Results from a clinical study in people with type 1 diabetes (T1D) who were treated with a combination of two drugs in an attempt to improve their beta cell survival and stimulate beta cell regeneration are so far inconclusive. The study, called REPAIR-T1D and supported by JDRF and Sanford Health, tested the effect of the heartburn drug lansoprazole and the type 2 diabetes drug sitagliptin on preserving remaining beta cell function as measured by C-peptide levels in sixty-eight people recently diagnosed with T1D. The results, recently published in the journal The Lancet Diabetes & Endocrinology, showed that the average C-peptide levels of the forty-six people treated with the combination therapy continued to decline and were no different than the twenty-two placebo-treated individuals over a 12-month timeframe.

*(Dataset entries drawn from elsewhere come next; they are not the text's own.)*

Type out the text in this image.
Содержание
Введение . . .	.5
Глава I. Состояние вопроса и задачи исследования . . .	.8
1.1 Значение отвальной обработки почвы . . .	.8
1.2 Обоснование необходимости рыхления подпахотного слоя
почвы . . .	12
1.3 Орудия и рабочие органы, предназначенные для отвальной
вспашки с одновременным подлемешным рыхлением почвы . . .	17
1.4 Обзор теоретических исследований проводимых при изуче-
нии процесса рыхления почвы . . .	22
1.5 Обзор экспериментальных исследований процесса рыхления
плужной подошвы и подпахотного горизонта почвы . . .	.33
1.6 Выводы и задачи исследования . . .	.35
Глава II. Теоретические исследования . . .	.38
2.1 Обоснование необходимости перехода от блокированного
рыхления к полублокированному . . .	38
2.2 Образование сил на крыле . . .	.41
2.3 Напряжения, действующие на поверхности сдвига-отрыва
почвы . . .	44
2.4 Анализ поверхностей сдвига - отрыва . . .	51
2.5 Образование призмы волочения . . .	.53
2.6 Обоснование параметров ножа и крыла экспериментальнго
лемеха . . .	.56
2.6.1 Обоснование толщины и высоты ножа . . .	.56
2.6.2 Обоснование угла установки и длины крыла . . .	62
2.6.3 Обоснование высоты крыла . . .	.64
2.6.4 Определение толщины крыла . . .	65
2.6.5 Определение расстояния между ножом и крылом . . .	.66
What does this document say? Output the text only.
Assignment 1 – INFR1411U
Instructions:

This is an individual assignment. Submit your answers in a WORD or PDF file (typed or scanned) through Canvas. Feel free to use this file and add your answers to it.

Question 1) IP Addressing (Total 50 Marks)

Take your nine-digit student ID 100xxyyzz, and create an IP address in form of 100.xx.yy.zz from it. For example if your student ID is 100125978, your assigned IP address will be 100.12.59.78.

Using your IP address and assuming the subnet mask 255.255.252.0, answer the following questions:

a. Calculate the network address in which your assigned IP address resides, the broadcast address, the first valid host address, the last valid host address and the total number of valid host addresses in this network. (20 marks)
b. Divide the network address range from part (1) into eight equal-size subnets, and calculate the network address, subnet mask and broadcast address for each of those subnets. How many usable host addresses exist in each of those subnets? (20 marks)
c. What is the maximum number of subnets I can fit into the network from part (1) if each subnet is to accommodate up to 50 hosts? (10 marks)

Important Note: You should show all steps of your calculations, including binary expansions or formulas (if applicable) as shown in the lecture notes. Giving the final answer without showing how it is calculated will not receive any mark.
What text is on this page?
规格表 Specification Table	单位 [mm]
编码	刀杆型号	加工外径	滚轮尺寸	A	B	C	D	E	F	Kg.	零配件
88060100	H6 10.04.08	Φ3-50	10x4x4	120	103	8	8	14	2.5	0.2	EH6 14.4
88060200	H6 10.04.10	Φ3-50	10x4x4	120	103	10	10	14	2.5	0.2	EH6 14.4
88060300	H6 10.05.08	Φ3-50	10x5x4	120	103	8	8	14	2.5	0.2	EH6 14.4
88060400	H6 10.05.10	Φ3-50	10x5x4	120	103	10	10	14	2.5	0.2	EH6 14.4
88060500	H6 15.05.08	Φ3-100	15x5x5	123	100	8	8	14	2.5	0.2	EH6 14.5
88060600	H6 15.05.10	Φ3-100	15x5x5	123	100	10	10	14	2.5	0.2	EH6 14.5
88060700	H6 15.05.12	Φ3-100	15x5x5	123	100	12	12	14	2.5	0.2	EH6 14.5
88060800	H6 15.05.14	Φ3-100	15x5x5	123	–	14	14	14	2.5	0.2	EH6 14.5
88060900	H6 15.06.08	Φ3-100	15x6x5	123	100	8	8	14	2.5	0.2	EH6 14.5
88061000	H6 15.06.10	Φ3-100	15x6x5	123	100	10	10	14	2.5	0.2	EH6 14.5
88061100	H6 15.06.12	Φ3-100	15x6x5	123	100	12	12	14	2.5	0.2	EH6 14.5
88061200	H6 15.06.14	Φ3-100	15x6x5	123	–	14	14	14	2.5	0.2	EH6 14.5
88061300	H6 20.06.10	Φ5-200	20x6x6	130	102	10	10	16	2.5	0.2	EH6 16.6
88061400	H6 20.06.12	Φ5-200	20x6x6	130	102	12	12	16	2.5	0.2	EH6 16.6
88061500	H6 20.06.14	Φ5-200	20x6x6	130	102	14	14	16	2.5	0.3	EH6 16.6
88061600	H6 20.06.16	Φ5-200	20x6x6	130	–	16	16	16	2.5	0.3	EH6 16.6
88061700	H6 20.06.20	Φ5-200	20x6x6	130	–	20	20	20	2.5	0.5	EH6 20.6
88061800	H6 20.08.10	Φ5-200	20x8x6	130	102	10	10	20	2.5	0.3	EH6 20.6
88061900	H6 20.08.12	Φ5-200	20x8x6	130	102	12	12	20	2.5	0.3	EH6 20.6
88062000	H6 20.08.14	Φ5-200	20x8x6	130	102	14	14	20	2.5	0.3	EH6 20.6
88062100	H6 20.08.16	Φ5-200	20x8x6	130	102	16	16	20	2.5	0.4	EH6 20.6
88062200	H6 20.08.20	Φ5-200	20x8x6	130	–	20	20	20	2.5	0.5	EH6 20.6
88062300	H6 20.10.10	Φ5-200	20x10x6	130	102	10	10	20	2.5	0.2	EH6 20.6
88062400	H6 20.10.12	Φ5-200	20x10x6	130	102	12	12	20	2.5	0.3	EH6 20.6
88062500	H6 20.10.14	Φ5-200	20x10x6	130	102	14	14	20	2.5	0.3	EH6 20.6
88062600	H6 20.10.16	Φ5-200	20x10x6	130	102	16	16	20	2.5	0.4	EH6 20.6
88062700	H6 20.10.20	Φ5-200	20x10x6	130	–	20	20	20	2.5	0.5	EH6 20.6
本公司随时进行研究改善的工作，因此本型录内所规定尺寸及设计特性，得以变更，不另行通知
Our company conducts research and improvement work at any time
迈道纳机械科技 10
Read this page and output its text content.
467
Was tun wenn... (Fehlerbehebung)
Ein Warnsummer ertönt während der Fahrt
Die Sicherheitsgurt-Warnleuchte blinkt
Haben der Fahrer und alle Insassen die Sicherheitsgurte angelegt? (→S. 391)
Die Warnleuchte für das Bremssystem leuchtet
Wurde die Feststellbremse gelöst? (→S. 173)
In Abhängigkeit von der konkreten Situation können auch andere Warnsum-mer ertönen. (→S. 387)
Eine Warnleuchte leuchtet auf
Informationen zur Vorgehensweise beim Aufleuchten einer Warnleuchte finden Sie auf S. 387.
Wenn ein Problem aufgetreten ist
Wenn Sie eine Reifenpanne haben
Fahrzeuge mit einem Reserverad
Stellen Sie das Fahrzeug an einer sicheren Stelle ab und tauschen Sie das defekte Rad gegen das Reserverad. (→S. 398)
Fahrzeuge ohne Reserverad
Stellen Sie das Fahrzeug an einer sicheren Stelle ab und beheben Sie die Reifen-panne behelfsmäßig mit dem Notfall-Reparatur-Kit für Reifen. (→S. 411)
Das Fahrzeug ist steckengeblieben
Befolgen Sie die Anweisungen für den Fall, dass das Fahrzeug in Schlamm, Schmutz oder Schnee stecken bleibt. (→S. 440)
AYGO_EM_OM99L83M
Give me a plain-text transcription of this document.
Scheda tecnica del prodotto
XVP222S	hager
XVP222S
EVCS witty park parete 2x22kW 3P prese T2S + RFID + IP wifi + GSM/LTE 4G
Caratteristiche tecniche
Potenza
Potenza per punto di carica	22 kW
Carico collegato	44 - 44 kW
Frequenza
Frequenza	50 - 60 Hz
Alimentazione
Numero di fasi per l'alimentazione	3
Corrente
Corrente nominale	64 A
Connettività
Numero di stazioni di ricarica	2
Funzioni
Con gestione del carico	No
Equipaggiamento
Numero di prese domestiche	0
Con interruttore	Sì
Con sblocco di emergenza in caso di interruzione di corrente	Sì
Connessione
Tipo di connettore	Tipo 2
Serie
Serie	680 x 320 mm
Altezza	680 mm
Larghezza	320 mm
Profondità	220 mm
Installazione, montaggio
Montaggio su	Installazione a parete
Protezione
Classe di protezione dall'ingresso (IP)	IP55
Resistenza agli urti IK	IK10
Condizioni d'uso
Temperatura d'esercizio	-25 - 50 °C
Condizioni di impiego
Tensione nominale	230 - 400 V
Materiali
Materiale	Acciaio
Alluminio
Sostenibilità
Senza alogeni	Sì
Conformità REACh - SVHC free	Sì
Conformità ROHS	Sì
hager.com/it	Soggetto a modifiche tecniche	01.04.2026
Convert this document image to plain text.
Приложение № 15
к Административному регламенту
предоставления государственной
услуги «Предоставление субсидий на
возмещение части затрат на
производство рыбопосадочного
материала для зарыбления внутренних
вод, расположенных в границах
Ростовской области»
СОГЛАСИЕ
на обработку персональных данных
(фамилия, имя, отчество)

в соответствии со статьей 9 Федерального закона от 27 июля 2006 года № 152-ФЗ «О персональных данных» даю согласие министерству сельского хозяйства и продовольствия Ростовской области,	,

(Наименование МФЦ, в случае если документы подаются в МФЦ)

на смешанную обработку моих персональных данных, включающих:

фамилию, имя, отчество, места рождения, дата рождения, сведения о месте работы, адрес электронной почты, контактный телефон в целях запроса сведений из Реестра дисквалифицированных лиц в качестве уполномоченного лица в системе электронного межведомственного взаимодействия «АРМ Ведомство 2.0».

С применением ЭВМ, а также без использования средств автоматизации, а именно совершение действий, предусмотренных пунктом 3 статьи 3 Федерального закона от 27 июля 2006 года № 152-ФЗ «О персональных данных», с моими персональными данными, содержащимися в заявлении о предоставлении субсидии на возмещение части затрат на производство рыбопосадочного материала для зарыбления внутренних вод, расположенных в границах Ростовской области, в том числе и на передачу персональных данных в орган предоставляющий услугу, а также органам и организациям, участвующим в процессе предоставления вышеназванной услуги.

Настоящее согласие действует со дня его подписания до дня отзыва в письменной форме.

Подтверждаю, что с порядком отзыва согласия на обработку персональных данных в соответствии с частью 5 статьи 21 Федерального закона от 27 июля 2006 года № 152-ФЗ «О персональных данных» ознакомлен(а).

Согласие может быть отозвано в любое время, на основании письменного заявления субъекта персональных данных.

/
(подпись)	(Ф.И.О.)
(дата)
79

However, the study results did suggest a possible small benefit of this combination drug therapy in some people. In a subgroup of participants who had higher levels of a specific hormone induced by one of the drugs, C-peptide levels were more stable during the study. This may indicate that some people in the study who did not receive any benefit from the therapy needed higher doses of the drugs to work as intended. If substantiated, this finding could be an important learning from the study.

The REPAIR-T1D study was started more than 2 years ago based on promising results treating diabetic mice with the same drug combination. In these animals and in mice with transplanted human islets, the drug combination increased their beta cell numbers and restored them to normal glucose control. The reason for the general lack of efficacy in people in this study is not clearly understood, and it is not the first time results in mice did not translate directly to people. This emphasizes the need for more focus on conducting well-designed pilot human studies of promising T1D therapies and better markers of an effect to shorten study durations.

The REPAIR-T1D study participants will be followed for another 12 months to more fully evaluate the therapy and gain further insights that may point to ways to improve testing this therapy in a future study.